Wednesday, May 12, 2010

Style and Revision

Readers of these hints will be aware of a short book by Professor William Strunk and the Journalist E.B. White called "The Elements of Style." White took classes from Professor Strunk at Cornell University in 1919. Strunk's "little book" has remained a roadmap for writers ever since.

The original little book was self-published by Strunk as a classroom text and re-animated by White many years later. White died in 1985, but not until he had reworked Strunk's book at least four times and after an illustrious career. Professor Strunk's essential handbook survives in a 2008 released 50th anniversary edition.

Browsing the chapter on style, Strunk's admonition about revision spurred another look at yesterday's blog entry and at a column written for www.examiner.com. Both pieces needed revision only a day in the rear view mirror. Most writers (including this one) see what they thought they wrote rather than the words actually saved to file and posted for the world to read.

If a writer is not too sold on his own prowess, revision is revelation. Everyone has favorite words that steal into prose over and over like dandelions in a suburban lawnscape. Grab a thesaurus and find other words. On re-reading, entire phrases (added as afterthoughts) will work better earlier in sentences. Move them. Verb forms repeat. I make the same keystroke errors time and time again. Watch for similar challenges. Make sure all phrase parallelisms continue to conclusion.

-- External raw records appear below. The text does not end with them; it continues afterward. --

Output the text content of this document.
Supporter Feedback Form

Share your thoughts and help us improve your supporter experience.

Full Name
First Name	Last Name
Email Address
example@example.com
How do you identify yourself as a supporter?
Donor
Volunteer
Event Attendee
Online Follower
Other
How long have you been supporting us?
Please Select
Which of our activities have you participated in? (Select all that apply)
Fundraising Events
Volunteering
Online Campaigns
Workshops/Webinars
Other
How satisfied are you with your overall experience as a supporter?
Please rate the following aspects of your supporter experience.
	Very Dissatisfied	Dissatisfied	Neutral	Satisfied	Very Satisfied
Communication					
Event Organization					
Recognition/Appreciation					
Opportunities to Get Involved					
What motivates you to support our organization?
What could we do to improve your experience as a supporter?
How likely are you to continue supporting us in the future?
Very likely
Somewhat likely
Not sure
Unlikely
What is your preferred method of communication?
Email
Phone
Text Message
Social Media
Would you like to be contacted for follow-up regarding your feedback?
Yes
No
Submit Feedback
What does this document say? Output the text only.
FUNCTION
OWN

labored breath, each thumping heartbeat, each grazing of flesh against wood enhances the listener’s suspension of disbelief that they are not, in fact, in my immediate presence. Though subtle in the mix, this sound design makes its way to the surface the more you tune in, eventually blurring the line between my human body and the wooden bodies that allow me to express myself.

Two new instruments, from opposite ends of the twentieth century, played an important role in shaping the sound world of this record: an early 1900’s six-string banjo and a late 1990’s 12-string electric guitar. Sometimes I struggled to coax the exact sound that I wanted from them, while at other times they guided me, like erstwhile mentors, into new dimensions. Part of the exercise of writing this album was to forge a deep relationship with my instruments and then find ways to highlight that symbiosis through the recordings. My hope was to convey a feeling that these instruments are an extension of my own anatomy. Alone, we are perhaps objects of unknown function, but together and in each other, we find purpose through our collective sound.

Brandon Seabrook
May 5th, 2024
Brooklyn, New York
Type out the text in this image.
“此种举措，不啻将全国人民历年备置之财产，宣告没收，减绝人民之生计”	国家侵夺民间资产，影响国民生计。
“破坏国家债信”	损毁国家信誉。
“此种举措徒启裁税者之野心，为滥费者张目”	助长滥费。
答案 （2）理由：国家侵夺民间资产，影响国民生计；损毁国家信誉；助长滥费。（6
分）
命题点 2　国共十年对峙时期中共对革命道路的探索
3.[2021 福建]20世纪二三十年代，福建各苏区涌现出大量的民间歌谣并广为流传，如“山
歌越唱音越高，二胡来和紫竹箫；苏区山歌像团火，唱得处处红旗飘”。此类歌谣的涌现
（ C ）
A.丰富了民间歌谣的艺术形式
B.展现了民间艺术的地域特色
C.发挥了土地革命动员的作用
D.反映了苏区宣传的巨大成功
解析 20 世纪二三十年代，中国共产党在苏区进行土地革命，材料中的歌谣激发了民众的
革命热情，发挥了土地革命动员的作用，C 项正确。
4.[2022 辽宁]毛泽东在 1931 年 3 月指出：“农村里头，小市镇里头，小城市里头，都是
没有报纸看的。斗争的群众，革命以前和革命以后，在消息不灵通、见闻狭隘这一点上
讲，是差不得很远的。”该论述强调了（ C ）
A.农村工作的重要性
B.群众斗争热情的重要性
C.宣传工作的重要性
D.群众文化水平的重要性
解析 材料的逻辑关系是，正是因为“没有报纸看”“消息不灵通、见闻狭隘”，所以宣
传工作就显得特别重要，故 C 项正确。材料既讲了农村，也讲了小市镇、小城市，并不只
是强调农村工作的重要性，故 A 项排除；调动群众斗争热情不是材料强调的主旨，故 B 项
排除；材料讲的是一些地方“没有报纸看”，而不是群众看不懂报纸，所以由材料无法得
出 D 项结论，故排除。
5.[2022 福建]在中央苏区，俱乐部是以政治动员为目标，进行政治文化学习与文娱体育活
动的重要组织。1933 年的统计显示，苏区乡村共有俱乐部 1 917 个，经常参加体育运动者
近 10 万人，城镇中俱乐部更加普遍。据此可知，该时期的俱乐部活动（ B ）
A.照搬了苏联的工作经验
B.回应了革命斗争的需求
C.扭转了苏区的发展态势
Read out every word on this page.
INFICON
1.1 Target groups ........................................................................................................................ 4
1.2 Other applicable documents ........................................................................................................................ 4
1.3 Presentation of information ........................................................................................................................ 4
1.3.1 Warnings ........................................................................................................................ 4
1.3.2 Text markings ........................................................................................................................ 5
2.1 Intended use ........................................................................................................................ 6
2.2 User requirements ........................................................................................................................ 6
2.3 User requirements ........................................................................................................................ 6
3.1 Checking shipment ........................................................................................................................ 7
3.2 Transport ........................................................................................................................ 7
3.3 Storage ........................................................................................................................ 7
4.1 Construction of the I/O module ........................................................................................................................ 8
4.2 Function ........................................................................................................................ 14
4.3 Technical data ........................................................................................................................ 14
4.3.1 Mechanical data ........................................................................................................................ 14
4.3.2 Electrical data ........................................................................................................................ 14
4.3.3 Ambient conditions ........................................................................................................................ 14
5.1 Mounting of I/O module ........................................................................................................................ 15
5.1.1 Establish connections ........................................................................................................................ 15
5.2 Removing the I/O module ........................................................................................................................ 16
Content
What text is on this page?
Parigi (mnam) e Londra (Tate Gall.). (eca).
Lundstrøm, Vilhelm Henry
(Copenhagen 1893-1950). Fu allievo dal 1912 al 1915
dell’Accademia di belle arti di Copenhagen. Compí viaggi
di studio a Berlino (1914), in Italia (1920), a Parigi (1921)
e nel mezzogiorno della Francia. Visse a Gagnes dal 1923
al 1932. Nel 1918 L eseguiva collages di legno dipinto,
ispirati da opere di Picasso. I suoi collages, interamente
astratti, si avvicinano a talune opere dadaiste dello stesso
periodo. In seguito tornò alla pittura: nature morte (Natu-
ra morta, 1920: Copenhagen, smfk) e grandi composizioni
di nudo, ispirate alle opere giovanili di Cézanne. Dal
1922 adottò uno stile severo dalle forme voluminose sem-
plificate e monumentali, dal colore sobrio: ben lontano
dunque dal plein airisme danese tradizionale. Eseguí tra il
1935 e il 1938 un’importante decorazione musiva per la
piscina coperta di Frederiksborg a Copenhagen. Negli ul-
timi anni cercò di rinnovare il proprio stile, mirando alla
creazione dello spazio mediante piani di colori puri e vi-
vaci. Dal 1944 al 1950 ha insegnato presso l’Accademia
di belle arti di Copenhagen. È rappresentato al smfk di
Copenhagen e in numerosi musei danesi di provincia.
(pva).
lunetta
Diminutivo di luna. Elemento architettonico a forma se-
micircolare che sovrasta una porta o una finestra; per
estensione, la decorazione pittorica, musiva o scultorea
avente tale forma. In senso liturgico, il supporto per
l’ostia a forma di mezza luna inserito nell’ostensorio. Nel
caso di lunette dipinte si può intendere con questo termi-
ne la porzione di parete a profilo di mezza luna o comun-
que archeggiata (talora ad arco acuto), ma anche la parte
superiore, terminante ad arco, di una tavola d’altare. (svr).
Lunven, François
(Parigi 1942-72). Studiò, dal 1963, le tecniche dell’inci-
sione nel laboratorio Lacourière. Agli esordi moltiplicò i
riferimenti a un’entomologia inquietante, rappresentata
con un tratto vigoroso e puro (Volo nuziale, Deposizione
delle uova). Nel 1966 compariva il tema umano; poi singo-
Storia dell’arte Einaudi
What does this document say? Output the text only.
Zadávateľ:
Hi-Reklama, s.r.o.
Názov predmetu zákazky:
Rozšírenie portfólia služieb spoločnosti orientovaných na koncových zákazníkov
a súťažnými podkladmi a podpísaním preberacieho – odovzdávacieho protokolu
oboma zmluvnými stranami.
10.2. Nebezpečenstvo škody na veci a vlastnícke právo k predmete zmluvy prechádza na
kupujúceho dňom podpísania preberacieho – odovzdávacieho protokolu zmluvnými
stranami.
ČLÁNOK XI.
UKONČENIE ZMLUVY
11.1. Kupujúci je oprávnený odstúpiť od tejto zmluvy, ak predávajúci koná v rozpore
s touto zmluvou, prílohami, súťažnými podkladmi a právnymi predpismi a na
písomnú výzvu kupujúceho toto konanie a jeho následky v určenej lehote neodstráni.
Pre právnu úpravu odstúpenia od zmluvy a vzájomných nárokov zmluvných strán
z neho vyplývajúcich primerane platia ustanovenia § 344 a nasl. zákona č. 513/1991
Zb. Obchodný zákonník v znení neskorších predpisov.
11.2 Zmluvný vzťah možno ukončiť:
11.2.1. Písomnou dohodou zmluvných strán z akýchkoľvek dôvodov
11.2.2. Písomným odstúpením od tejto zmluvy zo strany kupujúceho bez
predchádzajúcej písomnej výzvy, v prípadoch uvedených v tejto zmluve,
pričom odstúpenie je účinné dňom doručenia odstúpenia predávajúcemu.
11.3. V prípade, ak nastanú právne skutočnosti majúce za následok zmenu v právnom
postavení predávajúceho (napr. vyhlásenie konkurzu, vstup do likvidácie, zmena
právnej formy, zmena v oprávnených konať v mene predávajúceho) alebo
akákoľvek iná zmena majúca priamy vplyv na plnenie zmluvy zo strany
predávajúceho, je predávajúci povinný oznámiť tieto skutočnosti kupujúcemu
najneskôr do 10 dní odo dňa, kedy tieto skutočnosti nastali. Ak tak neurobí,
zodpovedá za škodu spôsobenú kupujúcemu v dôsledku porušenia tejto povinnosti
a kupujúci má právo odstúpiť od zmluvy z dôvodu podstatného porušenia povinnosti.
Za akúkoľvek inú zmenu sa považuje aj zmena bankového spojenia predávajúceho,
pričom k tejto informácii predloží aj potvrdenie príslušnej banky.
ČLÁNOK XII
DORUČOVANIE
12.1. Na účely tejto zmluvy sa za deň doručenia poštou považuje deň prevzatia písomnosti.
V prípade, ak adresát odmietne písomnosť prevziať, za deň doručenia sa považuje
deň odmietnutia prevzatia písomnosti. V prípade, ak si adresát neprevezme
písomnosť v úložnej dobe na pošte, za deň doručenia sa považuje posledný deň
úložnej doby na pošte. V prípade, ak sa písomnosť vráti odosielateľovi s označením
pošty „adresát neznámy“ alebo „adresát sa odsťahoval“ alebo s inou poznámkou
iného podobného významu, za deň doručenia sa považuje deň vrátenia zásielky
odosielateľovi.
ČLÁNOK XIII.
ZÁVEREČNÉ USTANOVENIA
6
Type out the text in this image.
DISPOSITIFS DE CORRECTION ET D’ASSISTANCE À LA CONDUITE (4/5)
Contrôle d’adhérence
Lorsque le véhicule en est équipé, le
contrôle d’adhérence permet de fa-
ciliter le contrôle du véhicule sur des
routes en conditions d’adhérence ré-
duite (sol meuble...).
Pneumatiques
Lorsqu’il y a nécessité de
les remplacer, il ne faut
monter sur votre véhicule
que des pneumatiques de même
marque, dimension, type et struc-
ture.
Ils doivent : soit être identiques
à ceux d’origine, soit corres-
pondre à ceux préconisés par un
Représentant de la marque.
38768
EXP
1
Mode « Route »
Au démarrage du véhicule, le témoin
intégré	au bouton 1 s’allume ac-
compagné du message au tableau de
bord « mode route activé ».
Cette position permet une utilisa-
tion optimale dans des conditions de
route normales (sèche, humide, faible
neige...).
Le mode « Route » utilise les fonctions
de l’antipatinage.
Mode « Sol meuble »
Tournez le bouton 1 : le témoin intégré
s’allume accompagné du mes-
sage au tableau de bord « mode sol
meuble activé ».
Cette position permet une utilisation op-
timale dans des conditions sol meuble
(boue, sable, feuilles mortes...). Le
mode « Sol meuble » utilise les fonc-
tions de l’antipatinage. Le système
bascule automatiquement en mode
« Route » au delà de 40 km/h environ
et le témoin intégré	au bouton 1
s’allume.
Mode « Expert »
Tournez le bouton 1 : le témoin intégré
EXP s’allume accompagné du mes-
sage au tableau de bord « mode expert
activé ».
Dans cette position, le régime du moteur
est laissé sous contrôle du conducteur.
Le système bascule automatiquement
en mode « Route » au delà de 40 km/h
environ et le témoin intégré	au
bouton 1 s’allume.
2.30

The commandment to rewrite begs still another issue... revision time. Many of us work under deadline pressure. The number of errors that get passed on in a newspaper environment are legion. Some problems are traced to new technology and fewer eyes surveying the product. Most should be blamed on a self imposed definition of deadline.

Deadlines have become the last possible time to do anything. I, frankly, procrastinate by habit and inclination. The magic potion for this particular failing is simple. Assume any first draft reeks and time to recover during a re-write is required.